A novel application related to clz() is to generate exponentially distributed random integers by generating uniformly distributed random integers and taking clz() of the result. The result is 0 with probability 1/2, 1 with probability 1/4, 2 with probability 1/8, and so on.

4. Counting Trailing 0’s

In this case, the best way is using pop() or clz(). That is, 32 - clz(~x & (x - 1)), pop(~x & (x - 1)), or 32 - pop(x | -x) works when referencing techniques discussed previously. However, this algorithm can be also implemented with a binary search technique as follows.

int ctz(unsigned int x)
{
    if (x == 0) return 32;
    
    int n = 1;
    if ((x & 0x0000ffff) == 0) { n += 16; x = x >> 16; }
    if ((x & 0x000000ff) == 0) { n += 8; x = x >> 8; }
    if ((x & 0x0000000f) == 0) { n += 4; x = x >> 4; }
    if ((x & 0x00000003) == 0) { n += 2; x = x >> 2; }
    return n - (x & 1);
}

It is interesting that if the number $x$ is uniformly distributed, then the average number of trailing 0’s is almost 1. Let $p_i$ be the probability that there are exactly $i$ trailing 0’s.
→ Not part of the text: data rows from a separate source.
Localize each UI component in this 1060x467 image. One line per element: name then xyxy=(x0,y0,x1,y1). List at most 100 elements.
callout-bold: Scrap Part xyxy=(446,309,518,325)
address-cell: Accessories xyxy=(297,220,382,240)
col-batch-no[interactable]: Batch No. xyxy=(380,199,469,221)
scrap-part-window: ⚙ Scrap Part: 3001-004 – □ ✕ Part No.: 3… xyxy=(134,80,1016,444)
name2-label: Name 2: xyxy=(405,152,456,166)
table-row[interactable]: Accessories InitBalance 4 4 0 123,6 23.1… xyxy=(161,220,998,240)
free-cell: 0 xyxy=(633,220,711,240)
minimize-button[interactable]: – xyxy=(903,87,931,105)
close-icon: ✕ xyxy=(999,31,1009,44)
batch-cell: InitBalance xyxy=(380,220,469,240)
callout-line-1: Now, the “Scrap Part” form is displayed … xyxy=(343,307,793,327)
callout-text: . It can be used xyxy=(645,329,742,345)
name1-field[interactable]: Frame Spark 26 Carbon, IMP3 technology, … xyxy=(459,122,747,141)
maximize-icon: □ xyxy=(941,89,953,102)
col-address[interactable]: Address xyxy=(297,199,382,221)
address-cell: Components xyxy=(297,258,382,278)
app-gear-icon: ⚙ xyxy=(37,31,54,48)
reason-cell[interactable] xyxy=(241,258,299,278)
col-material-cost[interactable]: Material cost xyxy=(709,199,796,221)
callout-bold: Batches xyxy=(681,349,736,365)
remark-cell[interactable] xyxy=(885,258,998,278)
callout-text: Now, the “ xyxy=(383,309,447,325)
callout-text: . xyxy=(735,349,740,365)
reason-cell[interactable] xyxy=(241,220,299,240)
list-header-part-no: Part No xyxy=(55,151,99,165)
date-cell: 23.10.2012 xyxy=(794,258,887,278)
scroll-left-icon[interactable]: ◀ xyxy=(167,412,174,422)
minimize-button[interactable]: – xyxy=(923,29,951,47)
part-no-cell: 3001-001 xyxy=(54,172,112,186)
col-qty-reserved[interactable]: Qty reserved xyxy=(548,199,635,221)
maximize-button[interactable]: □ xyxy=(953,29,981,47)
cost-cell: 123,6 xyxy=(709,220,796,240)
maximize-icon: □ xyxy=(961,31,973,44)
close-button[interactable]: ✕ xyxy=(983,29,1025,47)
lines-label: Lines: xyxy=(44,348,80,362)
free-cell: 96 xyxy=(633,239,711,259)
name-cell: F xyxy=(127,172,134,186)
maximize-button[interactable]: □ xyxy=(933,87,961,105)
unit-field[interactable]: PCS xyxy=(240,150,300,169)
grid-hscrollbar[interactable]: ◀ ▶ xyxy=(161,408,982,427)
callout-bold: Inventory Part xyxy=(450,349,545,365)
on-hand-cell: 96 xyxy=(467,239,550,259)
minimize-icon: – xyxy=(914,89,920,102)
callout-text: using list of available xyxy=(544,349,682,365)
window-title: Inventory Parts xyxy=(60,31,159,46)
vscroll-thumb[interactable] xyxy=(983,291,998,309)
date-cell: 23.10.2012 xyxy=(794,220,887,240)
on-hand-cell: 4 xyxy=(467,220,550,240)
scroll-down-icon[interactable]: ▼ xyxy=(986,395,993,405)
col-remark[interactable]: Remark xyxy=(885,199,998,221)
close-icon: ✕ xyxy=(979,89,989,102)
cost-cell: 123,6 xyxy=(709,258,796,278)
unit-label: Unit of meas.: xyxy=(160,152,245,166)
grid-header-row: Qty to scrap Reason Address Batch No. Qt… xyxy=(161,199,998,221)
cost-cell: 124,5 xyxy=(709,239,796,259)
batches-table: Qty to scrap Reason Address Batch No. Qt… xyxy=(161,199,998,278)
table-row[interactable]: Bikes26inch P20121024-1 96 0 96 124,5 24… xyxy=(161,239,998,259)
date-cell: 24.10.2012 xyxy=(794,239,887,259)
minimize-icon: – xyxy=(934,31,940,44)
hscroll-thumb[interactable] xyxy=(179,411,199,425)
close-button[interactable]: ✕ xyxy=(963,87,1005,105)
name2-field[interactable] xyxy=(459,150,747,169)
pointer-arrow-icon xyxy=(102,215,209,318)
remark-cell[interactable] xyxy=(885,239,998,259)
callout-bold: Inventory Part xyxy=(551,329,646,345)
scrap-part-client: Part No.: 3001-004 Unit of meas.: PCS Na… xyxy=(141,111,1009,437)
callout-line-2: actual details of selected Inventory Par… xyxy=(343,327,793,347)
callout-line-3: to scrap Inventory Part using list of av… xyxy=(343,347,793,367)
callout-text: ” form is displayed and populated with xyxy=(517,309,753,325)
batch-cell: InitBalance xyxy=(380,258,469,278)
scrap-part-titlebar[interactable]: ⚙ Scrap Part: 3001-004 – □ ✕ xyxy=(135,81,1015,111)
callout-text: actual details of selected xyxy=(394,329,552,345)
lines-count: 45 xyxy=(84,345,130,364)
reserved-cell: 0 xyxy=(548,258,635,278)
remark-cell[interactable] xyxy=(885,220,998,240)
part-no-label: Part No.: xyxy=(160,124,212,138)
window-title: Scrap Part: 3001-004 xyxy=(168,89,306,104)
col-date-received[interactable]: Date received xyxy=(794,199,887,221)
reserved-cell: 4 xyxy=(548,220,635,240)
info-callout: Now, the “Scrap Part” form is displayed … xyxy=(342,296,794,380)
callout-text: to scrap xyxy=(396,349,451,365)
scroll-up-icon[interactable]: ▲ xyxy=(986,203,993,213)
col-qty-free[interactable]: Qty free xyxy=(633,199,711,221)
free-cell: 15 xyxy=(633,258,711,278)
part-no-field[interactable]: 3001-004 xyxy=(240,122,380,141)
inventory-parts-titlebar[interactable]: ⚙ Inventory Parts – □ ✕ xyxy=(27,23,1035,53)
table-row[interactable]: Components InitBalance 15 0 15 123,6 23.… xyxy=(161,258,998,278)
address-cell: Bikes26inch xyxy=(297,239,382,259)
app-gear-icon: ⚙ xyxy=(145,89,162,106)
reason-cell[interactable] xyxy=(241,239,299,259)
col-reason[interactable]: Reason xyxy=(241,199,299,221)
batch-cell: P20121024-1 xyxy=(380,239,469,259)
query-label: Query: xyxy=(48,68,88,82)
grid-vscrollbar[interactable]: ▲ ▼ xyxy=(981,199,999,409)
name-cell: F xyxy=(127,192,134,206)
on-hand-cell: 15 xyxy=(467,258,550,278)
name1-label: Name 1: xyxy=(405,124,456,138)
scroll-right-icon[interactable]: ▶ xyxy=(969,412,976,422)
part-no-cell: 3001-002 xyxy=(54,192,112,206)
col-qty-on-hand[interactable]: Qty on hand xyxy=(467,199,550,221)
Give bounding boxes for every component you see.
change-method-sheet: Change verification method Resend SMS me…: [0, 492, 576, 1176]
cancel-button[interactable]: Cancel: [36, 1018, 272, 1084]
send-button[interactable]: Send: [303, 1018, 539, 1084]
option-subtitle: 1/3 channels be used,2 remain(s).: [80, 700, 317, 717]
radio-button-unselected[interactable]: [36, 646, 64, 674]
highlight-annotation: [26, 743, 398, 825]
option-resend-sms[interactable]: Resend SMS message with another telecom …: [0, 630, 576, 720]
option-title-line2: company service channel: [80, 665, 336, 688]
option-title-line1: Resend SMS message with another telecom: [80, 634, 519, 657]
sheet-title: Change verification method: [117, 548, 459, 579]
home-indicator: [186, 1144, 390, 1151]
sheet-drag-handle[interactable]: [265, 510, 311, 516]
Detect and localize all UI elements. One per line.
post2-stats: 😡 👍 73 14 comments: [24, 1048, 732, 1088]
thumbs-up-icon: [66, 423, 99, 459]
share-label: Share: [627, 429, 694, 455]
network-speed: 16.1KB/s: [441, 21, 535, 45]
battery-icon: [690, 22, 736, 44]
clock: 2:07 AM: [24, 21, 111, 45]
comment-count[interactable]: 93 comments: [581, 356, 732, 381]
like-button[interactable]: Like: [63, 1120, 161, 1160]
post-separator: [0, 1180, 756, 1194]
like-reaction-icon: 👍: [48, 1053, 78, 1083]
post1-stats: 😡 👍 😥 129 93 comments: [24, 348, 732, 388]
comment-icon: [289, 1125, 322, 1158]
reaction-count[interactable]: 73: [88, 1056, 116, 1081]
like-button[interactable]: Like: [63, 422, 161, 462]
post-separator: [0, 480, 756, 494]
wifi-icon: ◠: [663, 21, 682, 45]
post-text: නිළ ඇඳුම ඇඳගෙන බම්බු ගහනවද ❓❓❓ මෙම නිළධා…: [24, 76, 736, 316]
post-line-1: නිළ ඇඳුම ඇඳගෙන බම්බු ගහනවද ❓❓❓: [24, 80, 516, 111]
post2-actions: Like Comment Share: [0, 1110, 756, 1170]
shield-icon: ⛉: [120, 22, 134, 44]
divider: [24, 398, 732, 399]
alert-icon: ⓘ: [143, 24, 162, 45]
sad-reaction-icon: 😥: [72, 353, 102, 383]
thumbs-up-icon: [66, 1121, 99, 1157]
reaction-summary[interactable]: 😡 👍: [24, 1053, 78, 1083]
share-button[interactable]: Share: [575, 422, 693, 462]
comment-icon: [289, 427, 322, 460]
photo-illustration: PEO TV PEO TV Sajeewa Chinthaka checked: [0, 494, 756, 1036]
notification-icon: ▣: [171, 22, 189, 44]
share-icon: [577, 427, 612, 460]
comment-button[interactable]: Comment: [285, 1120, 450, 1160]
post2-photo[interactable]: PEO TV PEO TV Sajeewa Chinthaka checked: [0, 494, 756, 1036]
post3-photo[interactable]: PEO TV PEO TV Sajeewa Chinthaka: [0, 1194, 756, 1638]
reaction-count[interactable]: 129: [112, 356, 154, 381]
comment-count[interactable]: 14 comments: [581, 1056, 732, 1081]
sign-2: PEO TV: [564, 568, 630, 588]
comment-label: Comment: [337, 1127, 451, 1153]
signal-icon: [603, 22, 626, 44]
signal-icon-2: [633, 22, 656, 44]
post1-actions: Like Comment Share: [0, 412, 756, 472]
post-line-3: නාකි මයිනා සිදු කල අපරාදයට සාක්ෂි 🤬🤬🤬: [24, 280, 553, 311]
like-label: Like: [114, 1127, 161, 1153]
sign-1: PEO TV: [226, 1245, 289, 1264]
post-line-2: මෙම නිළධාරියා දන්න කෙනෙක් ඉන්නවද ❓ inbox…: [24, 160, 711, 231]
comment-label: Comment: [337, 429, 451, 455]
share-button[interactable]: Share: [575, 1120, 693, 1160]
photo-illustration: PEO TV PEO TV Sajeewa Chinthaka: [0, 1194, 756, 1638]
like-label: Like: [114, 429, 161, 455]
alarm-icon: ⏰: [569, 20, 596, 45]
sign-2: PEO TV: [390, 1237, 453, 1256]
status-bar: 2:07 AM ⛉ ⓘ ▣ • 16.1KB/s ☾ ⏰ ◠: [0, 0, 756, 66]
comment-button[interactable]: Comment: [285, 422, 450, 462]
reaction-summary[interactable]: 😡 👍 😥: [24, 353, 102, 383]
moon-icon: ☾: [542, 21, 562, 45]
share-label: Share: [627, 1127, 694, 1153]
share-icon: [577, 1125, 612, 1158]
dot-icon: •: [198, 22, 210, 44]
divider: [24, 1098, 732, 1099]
Then, the average number $M$ is $$\begin{aligned} M &= \sum_i i p_i = 0 \cdot \frac{1}{2} + 1 \cdot \frac{1}{2^2} + 2 \cdot \frac{1}{2^3} + 3 \cdot \frac{1}{2^4} + \cdots = \sum_i \frac{i}{2^{i + 1}} \\\\ \implies M &= 2M - M = \sum_i \frac{i}{2^i} - \frac{i}{2^{i + 1}} \\\\ &= \frac{1}{2} + \left( \frac{2}{2^2} - \frac{1}{2^2} \right) + \left( \frac{3}{2^3} - \frac{2}{2^3} \right) + \cdots = \frac{1}{2} + \frac{1}{2^2} + \frac{1}{2^3} + \cdots \\\\ &= \cfrac{\cfrac{1}{2}}{1 - \cfrac{1}{2}} = 1 \end{aligned}$$

Especially, $M \approx 0.999999996041$ for a 32-bit word.

Reference

[1] Henry S. Warren. 2012. Hacker’s Delight (2nd. ed.). Addison-Wesley Professional.